South Korea to clone 40 police dogs

August 18, 2014
dog

The official said it will take about a year to select a breed and make other preparations prior to the cloning procedure. (Yonhap)

By Lee Hyo-sik

Korean police plan to select a superior breed of dogs and have a bio-engineering institute reproduce its clones to use them as K-9 dogs for bomb detection and other police missions.

The National Police Agency (NPA) said Monday that it has set aside 1 billion won ($970,000) in taxpayers’ money to finance a cloning project aimed at producing 40 cloned police dogs using domestic technology.

”Korea is the only country in the world that possesses cloning techniques to duplicate dogs. To secure highly-exceptional police dogs, we will select a species, which is suitable for police missions, from a wide range of superb breeds,” an NPA official said. ”We will then produce its clones.”

The official said it will take about a year to select a breed and make other preparations prior to the cloning procedure.

Four local institutions are known to be capable of duplicating dogs: the National Institute of Animal Science, the College of Veterinary Medicine at Seoul National University, and the College of Agriculture & Life Science at Chungnam National University and the Sooam Biotech Research Center.

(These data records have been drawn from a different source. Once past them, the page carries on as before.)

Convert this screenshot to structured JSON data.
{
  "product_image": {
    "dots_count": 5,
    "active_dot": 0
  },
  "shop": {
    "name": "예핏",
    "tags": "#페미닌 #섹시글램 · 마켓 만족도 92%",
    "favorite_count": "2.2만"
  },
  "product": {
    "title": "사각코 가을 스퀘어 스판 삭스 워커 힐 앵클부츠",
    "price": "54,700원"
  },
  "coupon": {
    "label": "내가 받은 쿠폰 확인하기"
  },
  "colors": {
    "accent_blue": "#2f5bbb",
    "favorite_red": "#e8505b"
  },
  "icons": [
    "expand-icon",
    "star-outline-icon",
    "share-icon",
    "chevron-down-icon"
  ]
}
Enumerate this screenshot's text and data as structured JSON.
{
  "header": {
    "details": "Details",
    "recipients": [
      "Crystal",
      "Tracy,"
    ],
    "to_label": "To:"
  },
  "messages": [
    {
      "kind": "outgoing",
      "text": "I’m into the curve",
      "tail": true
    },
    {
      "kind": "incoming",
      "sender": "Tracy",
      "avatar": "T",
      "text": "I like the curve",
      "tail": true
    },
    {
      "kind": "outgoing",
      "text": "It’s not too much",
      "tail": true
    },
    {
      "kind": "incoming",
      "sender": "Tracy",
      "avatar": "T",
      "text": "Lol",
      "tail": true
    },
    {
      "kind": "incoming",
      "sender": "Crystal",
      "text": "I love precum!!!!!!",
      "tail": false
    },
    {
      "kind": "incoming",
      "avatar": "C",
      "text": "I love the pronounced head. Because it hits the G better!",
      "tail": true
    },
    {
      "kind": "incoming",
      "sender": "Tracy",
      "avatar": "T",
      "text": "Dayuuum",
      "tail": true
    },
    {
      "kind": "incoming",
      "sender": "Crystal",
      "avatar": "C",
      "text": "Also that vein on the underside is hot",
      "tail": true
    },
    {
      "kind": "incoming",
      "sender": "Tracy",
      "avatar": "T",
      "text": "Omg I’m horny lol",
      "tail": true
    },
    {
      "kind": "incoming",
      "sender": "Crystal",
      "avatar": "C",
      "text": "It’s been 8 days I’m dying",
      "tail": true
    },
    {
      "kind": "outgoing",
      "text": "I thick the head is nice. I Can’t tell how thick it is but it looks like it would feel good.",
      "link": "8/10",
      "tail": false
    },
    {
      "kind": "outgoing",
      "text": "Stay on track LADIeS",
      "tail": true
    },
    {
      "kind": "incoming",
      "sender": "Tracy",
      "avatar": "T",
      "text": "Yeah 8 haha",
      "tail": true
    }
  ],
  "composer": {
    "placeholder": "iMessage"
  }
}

In May 2010, the Sooam Biotech Research Center, led by cloning expert Hwang Woo-suk, delivered five clones of a dog named “Quinn” to the Jeju Provincial Police Agency. The German shepherd, 5 years old at the time, made headlines during the investigation of a high-profile child murder case that shocked the island in 2007.

The NPA has reportedly contacted Chungnam National University and Sooam for its latest project.

Currently, police have a total of 130 K-9 dogs and use them to detect narcotics and explosives, as well as search missing persons. The dogs are all breeds of German shepherds, Labrador retrievers and Belgian Malinois. But according to the NPA, none of the dogs has shown exceptional talents.

”We are considering buying a proven breed from foreign police forces or obtain its somatic cells to produce the clones,” the official said. ”Besides the three types of breeds we have, we plan to secure the genes of other varieties.”

Following the successful cloning of K-9 dogs, the NPA plans to deliver them to its K-9 dog training center in Daejeon and regional police offices for training, which normally takes four to five months.

Since 2011, the state-run Animal and Plant Quarantine Agency has been implementing a dog cloning project in cooperation with Seoul National University. Over the past few years, the agency has deployed 14 cloned search dogs to its offices across the country to detect illegally-imported agricultural and livestock products.